Cobb is a minor character in the classic adventure game LOOM, who also shows up in the Secret of Monkey Island wearing an "ASK ME ABOUT LOOM" button... (Ah, sorry, the wrong one...)

Cobb is Rust tool that helps you track down bugs in concurrent algorithms.

Cobb is similar to loom, and was even inspired by it. It hopes to work well in a few cases where LOOM is currently lacking (too many threads, too slow, unsupported operations, ...), but in general is a much more naive approach. You generally have to either run cobb in conjunction with thread sanitizer, miri's race detector, or on weakly ordered hardware to catch many kinds of issues.

That said, if your code is sufficiently buggy, it will catch issues even on x86.

Cobb is very much a work in progress, and is pretty messy, but I'm getting it up now so I can link to it elsewhere.

Usage

Cobb's attempts are more successful on weakly ordered hardware like arm. If you don't have an arm machine and can't get one, then try and make sure your code is broken on x86 as well, otherwize Cobb won't work.

Comparison to LOOM

Upsides compared to loom:

  1. Cobb is small, simple, and easily understood. (In theory anyway, the code is a bit of a mess at the moment, but it's only a few hundred lines so isn't that bad).
  2. Cobb is much lower overhead than loom. Cobb can run more complex tests that utilize far more threads.
  3. Much more accurate model of hardware reordering, as we literally just let your hardware do the reordering.
  4. In loom atomic ops come with implicit SeqCst barriers, which means that a lot of bugs can't be found.
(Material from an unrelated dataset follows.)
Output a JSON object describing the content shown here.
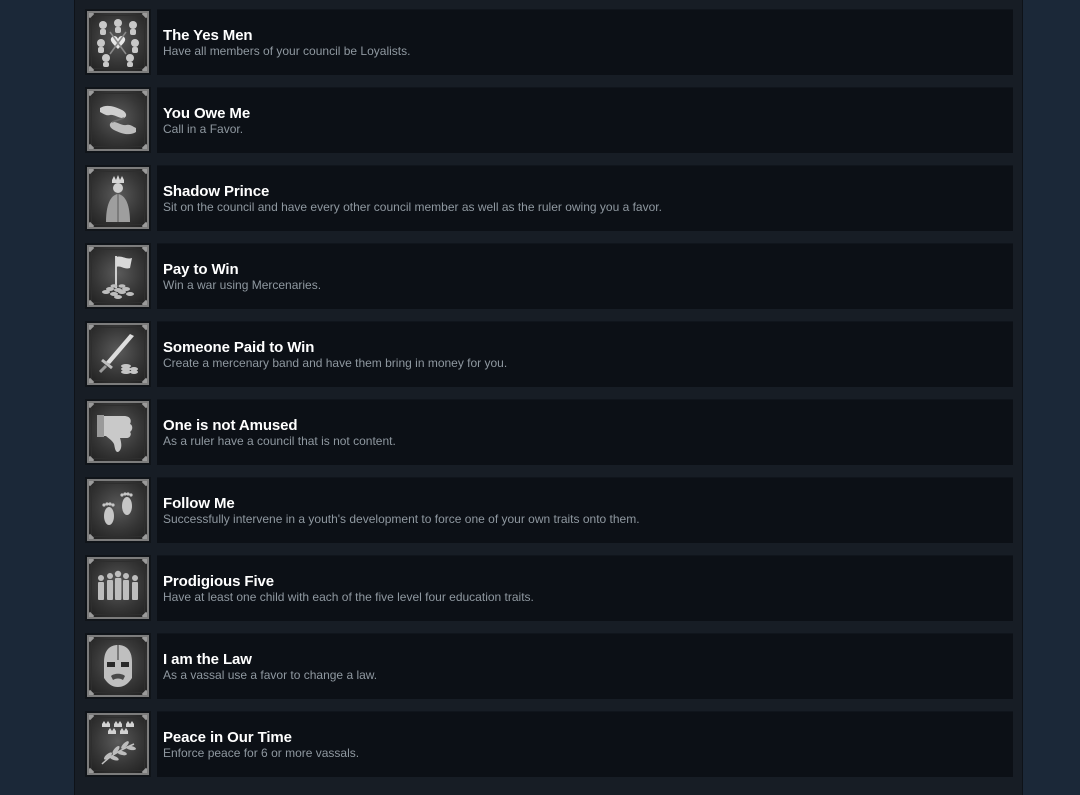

Downsides compared to loom:

  1. Has way more dependencies on your runtime environment. E.g best on weakly ordered machines with fewer threads than cores, or
  2. If run without a race detector, it's up to you to detect that something actually went wrong (mostly).
  3. Loom contains things like replacements for lazy_static that are reinitialized before runs.
  4. Loom's API is much nicer, currently

Sidesides compared to loom:

  • On loom you have a lot more control on when/where you spawn threads. Cobb just takes your funciton, and calls it a bunch from different threads.